A primeira coisa destacada por Paulo, é a mentira (v. 25). Ele nos orienta a deixar toda a mentira de lado, e falar somente a verdade. Ele não diz pra mentirmos menos, nem apenas mentir quando for necessário ou convier, ou até mesmo uma mentirinha “inocente”. O apóstolo nos diz para falarmos a verdade, porque Jesus é a verdade (Jo 14: 6), e quem anda com Jesus, vive a verdade e aborrece a mentira. A verdade liberta (Jo 8: 32), enquanto a mentira nos torna escravos e filhos do diabo (1 Jo 3: 8), pois mentir é pecado, por isso, devemos falar cada um a verdade com o nosso próximo.
Em seguida, Paulo diz para tomarmos cuidado com os nossos sentimentos. Então ele destaca a ira (v. 26). Porque através dela perdemos o equilíbrio emocional e escancaramos todas as portas para o diabo entrar e cumprir a sua agenda em nossas vidas, que é matar, roubar e destruir (Jo 10: 10a). O desequilíbrio emocional abre as portas para o inimigo trabalhar em nós. E Paulo nos diz que se ainda nos irarmos, que não guardemos mágoa, porque isso causa ferida em nossa alma e traz doenças físicas também, e então, não refletiremos a imagem e semelhança de Deus, conforme fomos criados (Gn 1: 27).
Em terceiro lugar (v. 28), o apóstolo nos orienta a não nos apropriarmos do que não é nosso, mas que trabalhemos com as nossas próprias mãos, para que tenhamos algo para nós mesmos e também para acudir ao necessitado, pois o Senhor nos prosperará (Sl 1: 3b).
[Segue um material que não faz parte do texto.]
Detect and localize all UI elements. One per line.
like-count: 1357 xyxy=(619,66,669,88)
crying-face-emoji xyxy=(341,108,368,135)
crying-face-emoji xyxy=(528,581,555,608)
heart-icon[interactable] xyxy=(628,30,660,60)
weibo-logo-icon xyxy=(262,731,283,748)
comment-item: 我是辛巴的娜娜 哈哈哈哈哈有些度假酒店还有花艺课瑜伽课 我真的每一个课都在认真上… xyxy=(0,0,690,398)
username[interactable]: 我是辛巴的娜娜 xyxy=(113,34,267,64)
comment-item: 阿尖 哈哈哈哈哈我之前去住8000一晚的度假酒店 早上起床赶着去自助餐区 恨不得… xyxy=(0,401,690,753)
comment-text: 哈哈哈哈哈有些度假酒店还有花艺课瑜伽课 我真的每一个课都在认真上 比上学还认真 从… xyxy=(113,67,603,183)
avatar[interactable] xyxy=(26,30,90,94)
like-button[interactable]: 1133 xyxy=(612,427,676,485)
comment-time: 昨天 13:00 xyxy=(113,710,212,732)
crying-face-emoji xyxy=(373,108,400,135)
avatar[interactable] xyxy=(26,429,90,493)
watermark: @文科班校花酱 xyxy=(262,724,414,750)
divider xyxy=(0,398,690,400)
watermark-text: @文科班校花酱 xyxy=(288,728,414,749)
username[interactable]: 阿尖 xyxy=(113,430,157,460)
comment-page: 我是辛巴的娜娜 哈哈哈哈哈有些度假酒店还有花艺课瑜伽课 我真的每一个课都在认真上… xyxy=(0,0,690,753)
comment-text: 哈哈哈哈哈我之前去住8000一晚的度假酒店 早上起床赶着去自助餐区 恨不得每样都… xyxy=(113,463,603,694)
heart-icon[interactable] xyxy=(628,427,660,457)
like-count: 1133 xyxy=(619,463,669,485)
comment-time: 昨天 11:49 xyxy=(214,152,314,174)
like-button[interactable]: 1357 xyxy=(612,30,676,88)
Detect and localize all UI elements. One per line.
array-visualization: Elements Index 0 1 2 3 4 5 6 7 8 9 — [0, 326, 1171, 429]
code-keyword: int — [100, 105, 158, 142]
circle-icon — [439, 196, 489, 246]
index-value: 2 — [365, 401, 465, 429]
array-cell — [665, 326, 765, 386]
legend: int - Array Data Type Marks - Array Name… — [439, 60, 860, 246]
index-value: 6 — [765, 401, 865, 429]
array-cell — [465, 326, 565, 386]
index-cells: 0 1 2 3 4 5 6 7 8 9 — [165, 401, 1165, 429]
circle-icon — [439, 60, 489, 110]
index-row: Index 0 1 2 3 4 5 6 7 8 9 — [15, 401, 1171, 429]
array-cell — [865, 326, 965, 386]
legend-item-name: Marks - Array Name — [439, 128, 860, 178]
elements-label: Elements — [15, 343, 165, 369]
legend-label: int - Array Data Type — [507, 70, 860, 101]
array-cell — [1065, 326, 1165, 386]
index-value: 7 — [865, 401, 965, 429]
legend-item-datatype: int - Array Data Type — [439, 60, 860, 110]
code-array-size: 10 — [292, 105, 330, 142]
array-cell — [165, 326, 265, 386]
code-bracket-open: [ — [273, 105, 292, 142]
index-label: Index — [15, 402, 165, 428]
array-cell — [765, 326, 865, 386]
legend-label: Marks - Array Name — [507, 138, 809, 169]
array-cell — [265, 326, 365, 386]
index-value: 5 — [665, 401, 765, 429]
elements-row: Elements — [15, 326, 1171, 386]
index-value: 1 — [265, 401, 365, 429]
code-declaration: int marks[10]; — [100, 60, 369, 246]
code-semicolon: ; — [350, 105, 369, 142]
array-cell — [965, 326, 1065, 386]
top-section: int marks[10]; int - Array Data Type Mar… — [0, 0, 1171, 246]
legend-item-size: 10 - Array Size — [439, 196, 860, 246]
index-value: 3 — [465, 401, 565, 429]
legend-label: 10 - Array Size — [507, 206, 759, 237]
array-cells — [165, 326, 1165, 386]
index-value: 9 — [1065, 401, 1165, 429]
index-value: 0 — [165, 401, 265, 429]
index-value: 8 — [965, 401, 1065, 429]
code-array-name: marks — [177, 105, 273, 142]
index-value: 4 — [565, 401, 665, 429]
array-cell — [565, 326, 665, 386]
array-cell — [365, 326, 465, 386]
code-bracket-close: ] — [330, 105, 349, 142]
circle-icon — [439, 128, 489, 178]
Podemos aqui abrir um parenteses e dizer também que as vidas ganhas não nos pertencem, elas são do Senhor, é ele que tem o título sobre elas, cabe a nós consolidá-las, treiná-las, forjando nelas uma liderança tão forte como a que exerceu o Senhor Jesus durante seu ministério terreno. Desta forma, as prepararemos para serem verdadeiros cristãos, os do Caminho (At 9: 2).
A quarta e última recomendação dada, é a respeito da nossa língua (v. 29). A nossa palavra é importante e por isso nós precisamos abençoar e não amaldiçoar. Temos que falar palavras de edificação, que levantem, que animem e não que derrubem ou humilhem, e que terminem por enterrar sonhos, trazendo o desânimo e a escassez. A vida e a morte estão no poder da língua (Pv 18: 21; Tg 3). O mundo espiritual se move com base em nossas palavras, portanto, se elas são negativas, ruins, significa que serão usadas em desfavor de quem foram empregadas e de quem as pronunciaram. A língua é bem tratada na carta de Tiago e deve ser cuidadosamente controlada por nós, para que não sejamos controlados pelo inimigo.
Concluindo, que ao invés de entristecer, possamos alegrar o Espírito de Deus (vv. 31, 32), nos despojando do velho homem, deixando assim toda amargura, cólera, ira, gritaria, blasfêmias e toda a malícia, esforçando-se por sermos benignos, compassivos e dispostos a perdoar, olhando para o nosso maior exemplo, o Senhor Jesus Cristo. Jesus disse que teria que ir, mas enviaria o Espírito Santo para estar conosco a todo o momento que necessitarmos de auxílio. Se Ele é essa pessoa com essa tremenda incumbência, então precisamos estar unidos com Ele, em parceria, colaboração, pois, desta forma teremos todas as condições de atendermos a grande comissão, de sonharmos os sonhos de Deus e realizarmos a Sua visão - “Portanto ide, fazei discípulos de todas as nações ...” Mt 28: 19.